Ella sabía que no podría usar el mismo truco nuevamente, así es que se
enlazó en un remolino de dentelladas con la hembra líder de la manada. Con más
de un metro y medio de altura cada una y cuerpos robustos y flexibles, esta era
una pelea de titanes.

Las hembras beta sobrevivientes comprendiendo su posición, aguardaban


en caso de que llegara su turno de luchar por la supremacía en la manada.

Los golpes de los cuerpos y los chasquidos de los colmillos al chocar entre
sí, hacían que todo el risco temblara, en una lucha que parecía no terminar. Las
poderosas lobas no mostraban signos de debilidad y el macho observaba
impávido desde su posición privilegiada.

La loba alfa en un rápido giro cerró sus fauces en una de las patas de la
intrusa. Ni siquiera un gemido de dolor salió de su garganta, no había tiempo para
perderlo en muestras de flaqueza. En vez de debilitarla, la violenta inyección de
adrenalina en su torrente sanguíneo, aumentó su fiereza, elevando su fuerza
hasta el límite de resistencia de su cuerpo.

Como un rayo la invasora empujó su cuerpo contra la dueña del territorio,


haciéndola perder el equilibrio, oportunidad que no podía dejar escapar. Más
rápida que un pestañeo, enterró completa toda su dentadura en el hombro de su
rival, quien dejó escapar un agudo aullido de dolor.

Gravemente herida, la alfa lanzó una violenta dentellada contra su enemiga,


pero solo dio con el aire. El dolor agudo, la pérdida de sangre que manaba a
borbotones y el cansancio, nublaban su vista, haciendo que apenas se pudiese
mantener de pie.

Las señales en su rival y en el aire, las había visto muchas veces al cazar y
sabía claramente cuál debía ser su siguiente movimiento. Con un rápido y potente
impulso de sus patas traseras, ella se abalanzó contra la loba alfa, derribándola y
cerrando sus mortíferas quijadas en torno a su cuello y sin soltarlo, aumentó la
presión hasta sentir como bajo su mordida crujía la garganta de la caída líder,
cuyo tiempo llegaba a su fin.

Los ojos de las dos hembras beta brillaron y los pelos de sus lomos se
erizaron, listas para combatir y que pasara lo que los colmillos determinasen.

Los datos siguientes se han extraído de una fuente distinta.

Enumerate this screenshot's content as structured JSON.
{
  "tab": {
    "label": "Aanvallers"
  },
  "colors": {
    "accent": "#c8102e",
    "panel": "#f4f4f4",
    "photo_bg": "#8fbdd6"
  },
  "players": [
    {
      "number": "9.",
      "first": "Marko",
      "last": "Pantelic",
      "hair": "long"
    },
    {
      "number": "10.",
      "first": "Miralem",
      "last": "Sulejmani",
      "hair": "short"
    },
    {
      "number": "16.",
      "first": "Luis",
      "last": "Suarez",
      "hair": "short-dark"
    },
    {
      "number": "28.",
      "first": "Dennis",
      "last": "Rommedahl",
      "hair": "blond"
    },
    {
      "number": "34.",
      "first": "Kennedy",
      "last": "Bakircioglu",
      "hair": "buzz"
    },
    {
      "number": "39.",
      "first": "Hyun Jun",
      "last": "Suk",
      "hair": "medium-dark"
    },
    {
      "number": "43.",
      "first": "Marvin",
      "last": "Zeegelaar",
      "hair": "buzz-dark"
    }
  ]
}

De un salto el macho alfa cayó sobre el roquerío, mostrando sus poderosos


colmillos, en un gruñido que no necesitaba nada más para hacerse entender. Las
beta agacharon en silencio sus cabezas y doblaron sus patas delanteras, en una
muestra de obediencia, respeto y sumisión.

La claridad del día avanzaba rápidamente por los cerros y las copas de los
árboles. Los primeros rayos que tocaron al gran lobo, fueron testigos de la
transformación que acompañaba a cada amanecer.

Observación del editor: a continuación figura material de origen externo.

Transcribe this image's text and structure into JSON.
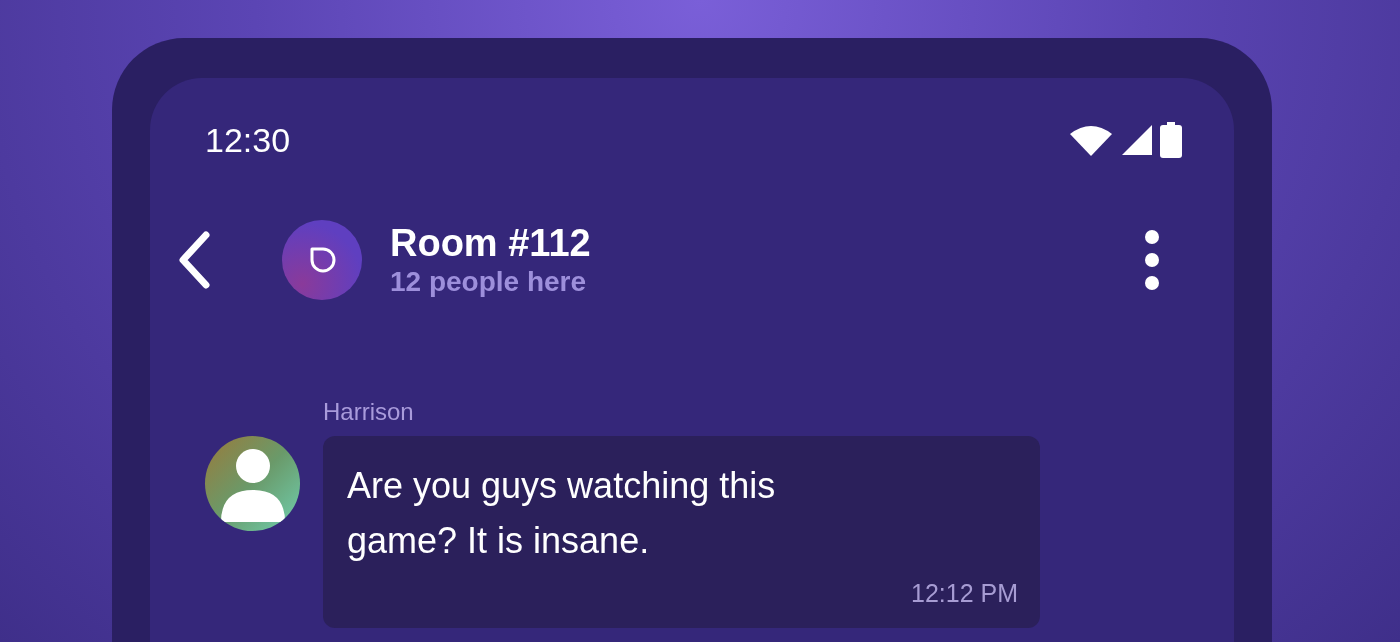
{
  "status_bar": {
    "time": "12:30"
  },
  "header": {
    "title": "Room #112",
    "subtitle": "12 people here"
  },
  "messages": [
    {
      "sender": "Harrison",
      "text": "Are you guys watching this game? It is insane.",
      "time": "12:12 PM"
    }
  ]
}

Con casi dos metros de alto, el cabello negro que le llegaba hasta los
hombros, sus sólidos y fornidos músculos contraídos por la fresca brisa matinal, el
hombre observaba a su nueva compañera, cuya piel brillaba con el sudor de la
batalla y su tonificado cuerpo de un metro ochenta se alzaba con el sol a su
espalda, dándole un resplandor casi sobrenatural, mientras con una mano
apartaba el cabello que caía sobre su dulce pero a la vez fiero rostro y con la otra
la sangre que corría de su boca.

A sus pies dos jóvenes mujeres de esbeltas figuras y de brillante mirada de


ojos dorados, arrodilladas besaban las manos de la nueva hembra alfa de la
manada.

Bajo los rayos del sol descansaban los cuerpos sin vida y con los cuellos
desgarrados, de dos mujeres que los animales y aves del monte harían
desaparecer.

Había terminado un reinado y comenzado otro, en un giro de la rueda de la


vida, gobernada por la ley de las garras y colmillos.